The Data Team’s Cadence product is one such enabler of relevant and timely recommendations that integrates consumers’ digital and physical contexts.
Advanced Neighbor Analysis Methods
In the context of improved relevance for recommender systems, new data science and machine learning approaches are making their mark felt. Neighbour analysis based approaches are the most commonly used methods to build algorithms tailored for improved relevance. It is in this context that advanced neighbour analysis methods are adding value. Manifold learning approaches and dimensionality reduction approaches, such as Isomap and principal components analysis are now computationally scalable, and have made possible the description and classification of higher dimensional data. Methods like t-distributed stochastic neighbour embedding (t-SNE) are enabling visualization of higher dimensional data in new ways. When product families or customer families can thus be constructed in real time and in unsupervised learning paradigms, intelligent recommender systems can be made robust to product and service features or domains. When viewed in an industry setting featuring large data lakes or streaming data, smart recommendation engines also become timely.

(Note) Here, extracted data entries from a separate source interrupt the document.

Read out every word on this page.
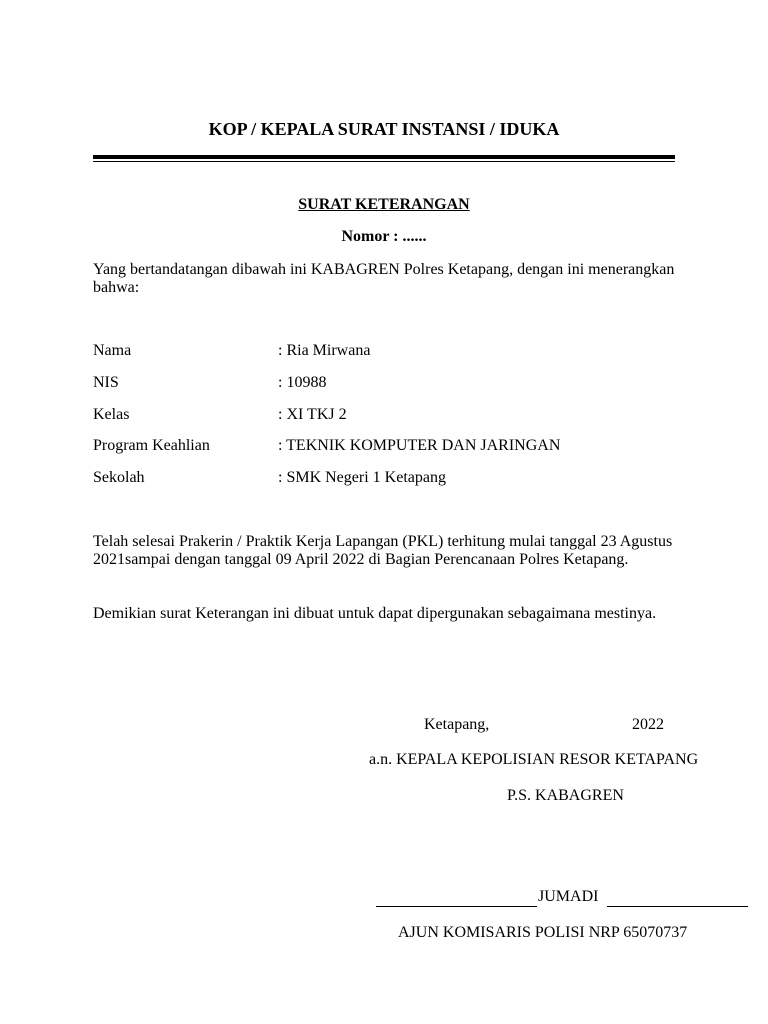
KOP / KEPALA SURAT INSTANSI / IDUKA
SURAT KETERANGAN
Nomor : ......
Yang bertandatangan dibawah ini KABAGREN Polres Ketapang, dengan ini menerangkan bahwa:
Nama	: Ria Mirwana
NIS	: 10988
Kelas	: XI TKJ 2
Program Keahlian	: TEKNIK KOMPUTER DAN JARINGAN
Sekolah	: SMK Negeri 1 Ketapang
Telah selesai Prakerin / Praktik Kerja Lapangan (PKL) terhitung mulai tanggal 23 Agustus 2021sampai dengan tanggal 09 April 2022 di Bagian Perencanaan Polres Ketapang.
Demikian surat Keterangan ini dibuat untuk dapat dipergunakan sebagaimana mestinya.
Ketapang,	2022
a.n. KEPALA KEPOLISIAN RESOR KETAPANG
P.S. KABAGREN
JUMADI
AJUN KOMISARIS POLISI NRP 65070737
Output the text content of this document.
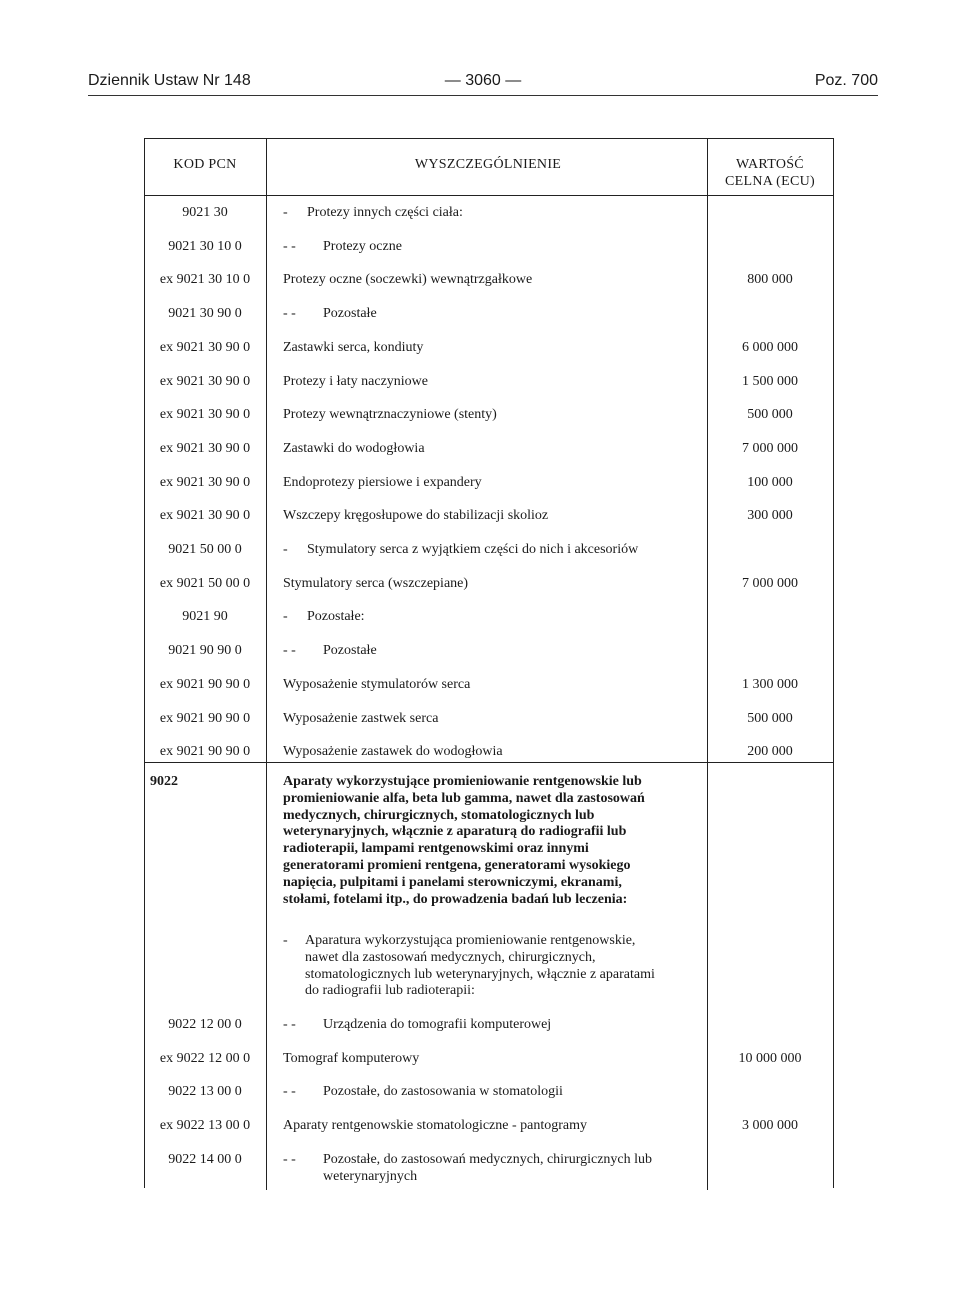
Dziennik Ustaw Nr 148	— 3060 —	Poz. 700
KOD PCN	WYSZCZEGÓLNIENIE	WARTOŚĆ
CELNA (ECU)
9021 30	- Protezy innych części ciała:
9021 30 10 0	- - Protezy oczne
ex 9021 30 10 0	Protezy oczne (soczewki) wewnątrzgałkowe	800 000
9021 30 90 0	- - Pozostałe
ex 9021 30 90 0	Zastawki serca, kondiuty	6 000 000
ex 9021 30 90 0	Protezy i łaty naczyniowe	1 500 000
ex 9021 30 90 0	Protezy wewnątrznaczyniowe (stenty)	500 000
ex 9021 30 90 0	Zastawki do wodogłowia	7 000 000
ex 9021 30 90 0	Endoprotezy piersiowe i expandery	100 000
ex 9021 30 90 0	Wszczepy kręgosłupowe do stabilizacji skolioz	300 000
9021 50 00 0	- Stymulatory serca z wyjątkiem części do nich i akcesoriów
ex 9021 50 00 0	Stymulatory serca (wszczepiane)	7 000 000
9021 90	- Pozostałe:
9021 90 90 0	- - Pozostałe
ex 9021 90 90 0	Wyposażenie stymulatorów serca	1 300 000
ex 9021 90 90 0	Wyposażenie zastwek serca	500 000
ex 9021 90 90 0	Wyposażenie zastawek do wodogłowia	200 000
9022	Aparaty wykorzystujące promieniowanie rentgenowskie lub
promieniowanie alfa, beta lub gamma, nawet dla zastosowań
medycznych, chirurgicznych, stomatologicznych lub
weterynaryjnych, włącznie z aparaturą do radiografii lub
radioterapii, lampami rentgenowskimi oraz innymi
generatorami promieni rentgena, generatorami wysokiego
napięcia, pulpitami i panelami sterowniczymi, ekranami,
stołami, fotelami itp., do prowadzenia badań lub leczenia:
-	Aparatura wykorzystująca promieniowanie rentgenowskie,
nawet dla zastosowań medycznych, chirurgicznych,
stomatologicznych lub weterynaryjnych, włącznie z aparatami
do radiografii lub radioterapii:
9022 12 00 0	- - Urządzenia do tomografii komputerowej
ex 9022 12 00 0	Tomograf komputerowy	10 000 000
9022 13 00 0	- - Pozostałe, do zastosowania w stomatologii
ex 9022 13 00 0	Aparaty rentgenowskie stomatologiczne - pantogramy	3 000 000
9022 14 00 0	- - Pozostałe, do zastosowań medycznych, chirurgicznych lub
weterynaryjnych
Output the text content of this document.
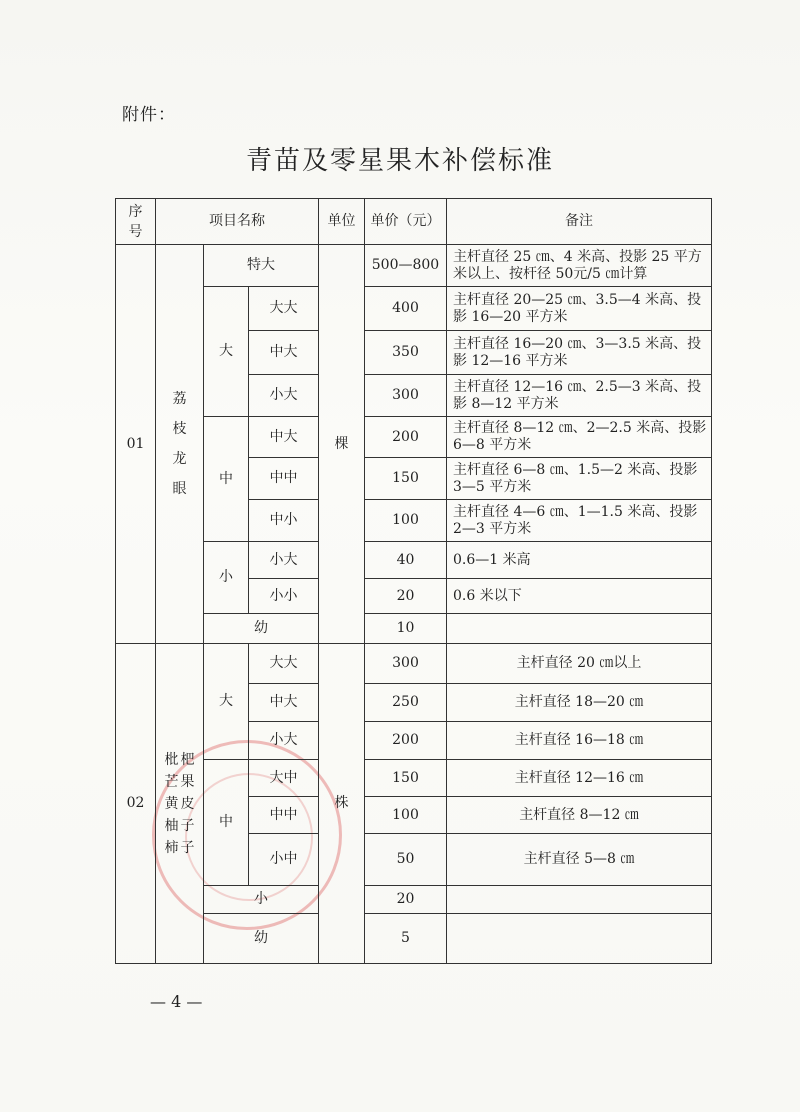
附件：
青苗及零星果木补偿标准
序号	项目名称			单位	单价（元）	备注
01	荔枝 龙眼	特大		棵	500—800	主杆直径 25 ㎝、4 米高、投影 25 平方米以上、按杆径 50元/5 ㎝计算
		大	大大		400	主杆直径 20—25 ㎝、3.5—4 米高、投影 16—20 平方米
			中大		350	主杆直径 16—20 ㎝、3—3.5 米高、投影 12—16 平方米
			小大		300	主杆直径 12—16 ㎝、2.5—3 米高、投影 8—12 平方米
		中	中大		200	主杆直径 8—12 ㎝、2—2.5 米高、投影 6—8 平方米
			中中		150	主杆直径 6—8 ㎝、1.5—2 米高、投影 3—5 平方米
			中小		100	主杆直径 4—6 ㎝、1—1.5 米高、投影 2—3 平方米
		小	小大		40	0.6—1 米高
			小小		20	0.6 米以下
		幼			10	
02	枇芒黄柚柿杷果皮子子	大	大大	株	300	主杆直径 20 ㎝以上
			中大		250	主杆直径 18—20 ㎝
			小大		200	主杆直径 16—18 ㎝
		中	大中		150	主杆直径 12—16 ㎝
			中中		100	主杆直径 8—12 ㎝
			小中		50	主杆直径 5—8 ㎝
		小			20	
		幼			5	
— 4 —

Impact on Consumer Behavior
An emerging dynamic in the use of recommendation engines is that recommendations influence, and not only benefit from consumer behaviour. Recommendations could create powerful reinforcing loops in consumer preference patterns, and influence habit-forming behaviour in consumers. The long-tail nature of product sales has often influenced how managers take decisions about new products and services. Recommendation engines could provide them the context and the intelligence to make these decisions better. Content discovery platforms and the influence they have on the content itself is one example, with content curators in many cases transforming into well-informed content producers or enablers. Content filtering engines can therefore influence product development decisions, branding, sales and marketing decisions, and can have a large impact in the broader context of a content-driven organization, and by extension, drive customer focus. Recommendation engines that are effective will not only be timely and content-wise and context-wise relevant, but will also exhibit what is increasingly a useful characteristic – intelligent recommendation persistence. Recommendation persistence enables companies to test narratives that hold sway and consumer attention, in addition to just tailoring recommendations by customer behaviour or use cases.